I thank the author for answering my comments. I understand that in a short laps of time, deep changes cannot be done.

However standards developped in immunoinformatics should be used for topology: 1. the IMGT unique numbering for V or C domain which is valid for any V-like or C-like domain of the IgSF, 2. the classical orientation (loop at the top) and label (CDR-IMGT only for IG and TR).  

Author Response

point 1:  standards developped in immunoinformatics should be used for topology: 1. the IMGT unique numbering for V or C domain which is valid for any V-like or C-like domain of the IgSF, 2. the classical orientation (loop at the top) and label (CDR-IMGT only for IG and TR).  
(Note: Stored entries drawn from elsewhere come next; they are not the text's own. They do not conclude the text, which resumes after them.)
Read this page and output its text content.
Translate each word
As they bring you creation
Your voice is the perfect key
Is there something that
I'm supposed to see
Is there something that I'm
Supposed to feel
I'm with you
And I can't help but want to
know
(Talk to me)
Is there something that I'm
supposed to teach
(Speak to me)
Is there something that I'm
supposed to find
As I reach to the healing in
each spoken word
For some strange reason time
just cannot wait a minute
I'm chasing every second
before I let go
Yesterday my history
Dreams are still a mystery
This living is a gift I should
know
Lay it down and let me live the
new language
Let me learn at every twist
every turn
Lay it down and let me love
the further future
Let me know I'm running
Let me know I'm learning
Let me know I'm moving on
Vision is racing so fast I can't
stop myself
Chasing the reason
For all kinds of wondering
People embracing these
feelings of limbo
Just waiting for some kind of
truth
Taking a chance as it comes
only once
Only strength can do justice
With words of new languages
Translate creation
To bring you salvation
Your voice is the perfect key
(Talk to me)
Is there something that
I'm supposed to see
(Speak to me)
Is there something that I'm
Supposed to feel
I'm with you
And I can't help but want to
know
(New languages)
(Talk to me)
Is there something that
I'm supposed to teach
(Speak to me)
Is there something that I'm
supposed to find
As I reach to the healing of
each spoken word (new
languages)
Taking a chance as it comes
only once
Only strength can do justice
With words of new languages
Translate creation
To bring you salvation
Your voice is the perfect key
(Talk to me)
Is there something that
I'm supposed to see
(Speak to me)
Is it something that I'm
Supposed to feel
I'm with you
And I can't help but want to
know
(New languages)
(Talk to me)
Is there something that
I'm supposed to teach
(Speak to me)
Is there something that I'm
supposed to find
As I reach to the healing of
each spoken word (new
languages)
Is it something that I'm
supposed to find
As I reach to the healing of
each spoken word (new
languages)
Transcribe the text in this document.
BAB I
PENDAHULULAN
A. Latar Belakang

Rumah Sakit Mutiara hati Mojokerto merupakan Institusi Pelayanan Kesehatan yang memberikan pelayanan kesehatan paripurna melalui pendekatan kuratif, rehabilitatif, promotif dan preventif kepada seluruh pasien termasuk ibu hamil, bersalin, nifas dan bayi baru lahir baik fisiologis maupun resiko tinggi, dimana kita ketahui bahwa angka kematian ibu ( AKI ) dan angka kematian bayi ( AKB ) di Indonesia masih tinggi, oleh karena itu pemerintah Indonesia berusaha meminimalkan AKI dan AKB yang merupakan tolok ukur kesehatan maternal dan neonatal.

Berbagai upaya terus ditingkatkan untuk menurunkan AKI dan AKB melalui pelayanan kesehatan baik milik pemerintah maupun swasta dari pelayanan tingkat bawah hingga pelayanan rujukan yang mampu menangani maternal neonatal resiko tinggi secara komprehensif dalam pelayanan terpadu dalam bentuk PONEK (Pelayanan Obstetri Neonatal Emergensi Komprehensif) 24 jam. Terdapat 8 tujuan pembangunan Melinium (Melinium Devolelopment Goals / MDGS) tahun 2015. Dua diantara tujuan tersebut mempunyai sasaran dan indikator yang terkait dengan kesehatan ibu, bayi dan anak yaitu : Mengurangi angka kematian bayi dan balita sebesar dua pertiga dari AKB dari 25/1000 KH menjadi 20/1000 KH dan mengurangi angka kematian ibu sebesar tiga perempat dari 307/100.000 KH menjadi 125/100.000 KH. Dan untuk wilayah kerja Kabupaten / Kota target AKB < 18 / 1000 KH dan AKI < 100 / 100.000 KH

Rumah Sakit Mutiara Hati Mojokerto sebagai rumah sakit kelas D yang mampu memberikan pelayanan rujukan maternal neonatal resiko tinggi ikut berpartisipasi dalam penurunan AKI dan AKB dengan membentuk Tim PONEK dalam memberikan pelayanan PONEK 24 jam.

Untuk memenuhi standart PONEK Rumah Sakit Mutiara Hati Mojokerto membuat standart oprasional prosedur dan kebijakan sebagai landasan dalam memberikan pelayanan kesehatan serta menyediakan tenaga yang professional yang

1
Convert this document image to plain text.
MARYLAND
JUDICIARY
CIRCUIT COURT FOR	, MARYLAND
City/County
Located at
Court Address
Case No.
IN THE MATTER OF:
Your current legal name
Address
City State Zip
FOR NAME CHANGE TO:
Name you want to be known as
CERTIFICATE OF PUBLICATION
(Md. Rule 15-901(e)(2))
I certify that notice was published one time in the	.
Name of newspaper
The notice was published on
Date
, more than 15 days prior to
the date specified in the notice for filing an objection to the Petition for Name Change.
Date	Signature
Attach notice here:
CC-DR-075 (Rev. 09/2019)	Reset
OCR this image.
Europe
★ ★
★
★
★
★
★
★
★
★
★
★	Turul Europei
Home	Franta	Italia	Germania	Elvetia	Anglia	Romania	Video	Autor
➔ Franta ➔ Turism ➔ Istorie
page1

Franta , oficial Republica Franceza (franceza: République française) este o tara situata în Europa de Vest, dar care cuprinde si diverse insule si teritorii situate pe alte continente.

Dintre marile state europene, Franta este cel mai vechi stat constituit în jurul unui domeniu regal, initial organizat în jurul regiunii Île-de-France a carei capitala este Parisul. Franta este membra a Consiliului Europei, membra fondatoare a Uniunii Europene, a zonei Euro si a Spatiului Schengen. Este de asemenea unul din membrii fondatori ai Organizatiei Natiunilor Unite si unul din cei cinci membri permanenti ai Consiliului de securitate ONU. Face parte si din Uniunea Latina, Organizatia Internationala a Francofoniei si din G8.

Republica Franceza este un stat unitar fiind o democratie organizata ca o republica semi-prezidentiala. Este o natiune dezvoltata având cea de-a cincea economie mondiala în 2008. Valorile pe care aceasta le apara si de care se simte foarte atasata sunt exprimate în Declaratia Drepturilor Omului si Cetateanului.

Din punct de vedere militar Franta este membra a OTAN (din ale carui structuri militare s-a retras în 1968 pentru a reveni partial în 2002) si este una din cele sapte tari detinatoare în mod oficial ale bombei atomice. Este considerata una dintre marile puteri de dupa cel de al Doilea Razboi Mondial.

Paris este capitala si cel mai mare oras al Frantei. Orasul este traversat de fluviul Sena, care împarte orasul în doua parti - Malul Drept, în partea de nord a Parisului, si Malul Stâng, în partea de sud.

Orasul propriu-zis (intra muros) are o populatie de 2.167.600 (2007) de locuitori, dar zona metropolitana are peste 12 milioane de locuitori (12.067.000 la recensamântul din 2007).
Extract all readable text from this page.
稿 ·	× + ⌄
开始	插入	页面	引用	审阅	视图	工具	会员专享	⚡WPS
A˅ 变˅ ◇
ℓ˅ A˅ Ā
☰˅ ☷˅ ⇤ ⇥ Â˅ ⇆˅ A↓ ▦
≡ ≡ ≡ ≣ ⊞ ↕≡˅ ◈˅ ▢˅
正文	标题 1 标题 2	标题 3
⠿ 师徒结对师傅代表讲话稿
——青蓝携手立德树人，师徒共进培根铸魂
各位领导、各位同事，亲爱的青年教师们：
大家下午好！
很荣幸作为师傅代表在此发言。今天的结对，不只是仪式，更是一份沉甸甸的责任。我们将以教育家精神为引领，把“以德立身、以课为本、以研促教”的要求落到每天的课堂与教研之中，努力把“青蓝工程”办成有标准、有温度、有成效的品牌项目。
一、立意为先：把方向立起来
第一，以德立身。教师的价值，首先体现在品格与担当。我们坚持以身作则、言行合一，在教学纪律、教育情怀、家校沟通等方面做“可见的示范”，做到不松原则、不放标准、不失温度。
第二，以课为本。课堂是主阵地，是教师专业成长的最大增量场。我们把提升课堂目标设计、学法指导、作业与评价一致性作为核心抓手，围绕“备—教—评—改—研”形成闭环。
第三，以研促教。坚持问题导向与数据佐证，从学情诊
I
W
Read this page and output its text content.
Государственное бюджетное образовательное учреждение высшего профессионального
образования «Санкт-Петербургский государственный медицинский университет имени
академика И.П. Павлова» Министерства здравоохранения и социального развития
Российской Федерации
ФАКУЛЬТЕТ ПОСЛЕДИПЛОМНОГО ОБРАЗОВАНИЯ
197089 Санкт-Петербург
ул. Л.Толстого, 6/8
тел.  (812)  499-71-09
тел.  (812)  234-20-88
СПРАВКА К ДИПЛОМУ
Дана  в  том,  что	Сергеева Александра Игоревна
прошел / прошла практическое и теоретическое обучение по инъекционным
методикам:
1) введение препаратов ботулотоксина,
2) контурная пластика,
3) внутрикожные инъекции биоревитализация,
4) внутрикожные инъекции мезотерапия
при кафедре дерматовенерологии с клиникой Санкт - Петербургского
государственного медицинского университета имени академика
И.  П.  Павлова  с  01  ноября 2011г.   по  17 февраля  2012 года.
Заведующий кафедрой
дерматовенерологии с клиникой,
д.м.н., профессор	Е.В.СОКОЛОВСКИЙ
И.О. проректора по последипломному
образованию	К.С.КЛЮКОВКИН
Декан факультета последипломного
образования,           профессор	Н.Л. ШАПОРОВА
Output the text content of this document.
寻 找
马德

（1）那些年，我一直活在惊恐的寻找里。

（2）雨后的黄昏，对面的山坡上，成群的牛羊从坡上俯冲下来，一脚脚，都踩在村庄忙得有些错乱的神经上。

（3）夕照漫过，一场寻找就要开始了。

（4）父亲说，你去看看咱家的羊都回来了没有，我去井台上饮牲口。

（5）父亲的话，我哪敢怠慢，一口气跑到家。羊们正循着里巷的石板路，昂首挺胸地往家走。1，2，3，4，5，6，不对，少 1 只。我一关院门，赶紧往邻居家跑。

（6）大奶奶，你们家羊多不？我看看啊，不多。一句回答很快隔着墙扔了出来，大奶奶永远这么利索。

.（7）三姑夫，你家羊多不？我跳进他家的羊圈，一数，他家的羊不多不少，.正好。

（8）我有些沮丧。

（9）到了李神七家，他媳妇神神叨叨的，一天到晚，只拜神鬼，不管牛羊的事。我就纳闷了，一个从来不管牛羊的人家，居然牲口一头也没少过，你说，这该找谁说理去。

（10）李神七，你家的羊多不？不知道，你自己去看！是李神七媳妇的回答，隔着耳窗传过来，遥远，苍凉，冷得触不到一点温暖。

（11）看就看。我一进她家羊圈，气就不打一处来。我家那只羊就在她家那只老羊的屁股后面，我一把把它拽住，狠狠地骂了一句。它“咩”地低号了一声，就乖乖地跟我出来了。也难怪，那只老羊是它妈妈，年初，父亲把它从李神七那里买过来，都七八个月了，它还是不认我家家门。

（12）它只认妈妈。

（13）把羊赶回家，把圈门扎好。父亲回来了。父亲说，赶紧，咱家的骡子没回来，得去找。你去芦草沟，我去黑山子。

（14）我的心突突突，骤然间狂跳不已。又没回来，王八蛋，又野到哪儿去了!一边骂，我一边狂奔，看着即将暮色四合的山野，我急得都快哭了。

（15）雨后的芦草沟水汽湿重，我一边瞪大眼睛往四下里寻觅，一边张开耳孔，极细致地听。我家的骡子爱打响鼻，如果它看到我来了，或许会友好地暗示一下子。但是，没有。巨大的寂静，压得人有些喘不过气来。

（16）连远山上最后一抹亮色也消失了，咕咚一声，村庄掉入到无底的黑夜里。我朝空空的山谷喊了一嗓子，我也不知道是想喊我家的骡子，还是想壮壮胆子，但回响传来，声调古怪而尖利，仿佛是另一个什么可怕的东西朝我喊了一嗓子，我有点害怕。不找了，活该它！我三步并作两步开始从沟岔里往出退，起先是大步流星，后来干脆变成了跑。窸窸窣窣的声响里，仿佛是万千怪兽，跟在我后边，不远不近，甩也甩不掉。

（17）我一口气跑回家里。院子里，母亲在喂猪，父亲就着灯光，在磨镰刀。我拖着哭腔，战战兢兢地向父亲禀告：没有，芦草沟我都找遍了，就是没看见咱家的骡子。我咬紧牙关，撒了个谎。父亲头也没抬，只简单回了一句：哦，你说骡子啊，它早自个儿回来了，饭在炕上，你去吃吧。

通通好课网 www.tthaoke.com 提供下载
response 1: 1. I have added IMGT numbering for reference in a supplement figure, along  with Kabat's.  2. I cannot change the paper graphical representations at this stage without a lot of tedious error prone manipulations.  We may be one year away at best from having a tool to produce graphical representations, at that stage we will be able to enable changes in orientation.  I understand your concern for IMGT’s standard to be used, but there is no standard used at this stage by crystallographers on one end or in by our clinicians and biologists developing antibodies, who may use Kabat’s numbering along the sequence, while none of them use any graphical topological representation.  I suggested that you to reach out to NCBI for adopting a standard first in numbering and then ideally of course for graphical 2D topological representation, which I would support.

Let me share with you an NCBI CDD curator's comment to me “For the past 20 years, all published papers were incorrectly describing CD19 as IgC2-type, which categorizes Ig domains without Strand D, although CD19 indeed do contain Strand D.  You have to emphasize your point that your paper is the first paper ever describing the domain architecture of CD19 correctly.”

Reviewer 3 Report

In my opinion, the paper can be published in his current form

Author Response

I thank the reviewer for constructive feedback and comments that allowed me to clarify protodomains interactions in particular.